Depending on your environment your Marathon configuration is either using files per option, typically found under /etc/marathon/conf or options are being passed in via the service.

The two options that need to be set (assuming you used /var/marathon/plugins) above are:

plugin_dir = /var/marathon/plugins
plugin_conf = /var/marathon/plugins/plugin-conf.json

Restart Marathon

License

This software is licensed under the Apache 2 license, quoted below.

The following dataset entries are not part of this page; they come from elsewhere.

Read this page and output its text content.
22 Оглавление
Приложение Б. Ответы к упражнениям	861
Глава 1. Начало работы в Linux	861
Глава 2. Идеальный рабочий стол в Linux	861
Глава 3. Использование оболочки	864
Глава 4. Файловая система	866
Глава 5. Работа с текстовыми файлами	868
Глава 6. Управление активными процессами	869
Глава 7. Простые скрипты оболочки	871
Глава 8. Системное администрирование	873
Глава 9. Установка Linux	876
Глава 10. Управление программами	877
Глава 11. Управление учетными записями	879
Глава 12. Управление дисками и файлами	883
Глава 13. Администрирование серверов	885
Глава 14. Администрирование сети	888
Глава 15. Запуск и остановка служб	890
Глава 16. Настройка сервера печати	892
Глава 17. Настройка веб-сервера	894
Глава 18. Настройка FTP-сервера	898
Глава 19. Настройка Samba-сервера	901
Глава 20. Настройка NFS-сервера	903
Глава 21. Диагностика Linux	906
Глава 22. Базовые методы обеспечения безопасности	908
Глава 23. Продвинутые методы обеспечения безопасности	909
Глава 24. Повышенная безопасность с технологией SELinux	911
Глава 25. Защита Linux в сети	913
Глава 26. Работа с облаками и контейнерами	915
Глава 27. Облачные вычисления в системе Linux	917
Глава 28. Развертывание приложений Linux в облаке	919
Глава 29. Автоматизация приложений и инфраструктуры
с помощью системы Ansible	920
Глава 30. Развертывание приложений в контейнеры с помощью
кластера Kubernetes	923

Copyright 2016 Jeremy Unruh / ContainX

Licensed under the Apache License, Version 2.0 (the "License"); you may not use this file except in compliance with the License. You may obtain a copy of the License at

http://www.apache.org/licenses/LICENSE-2.0

Unless required by applicable law or agreed to in writing, software distributed under the License is distributed on an "AS IS" BASIS, WITHOUT WARRANTIES OR CONDITIONS OF ANY KIND, either express or implied. See the License for the specific language governing permissions and limitations under the License.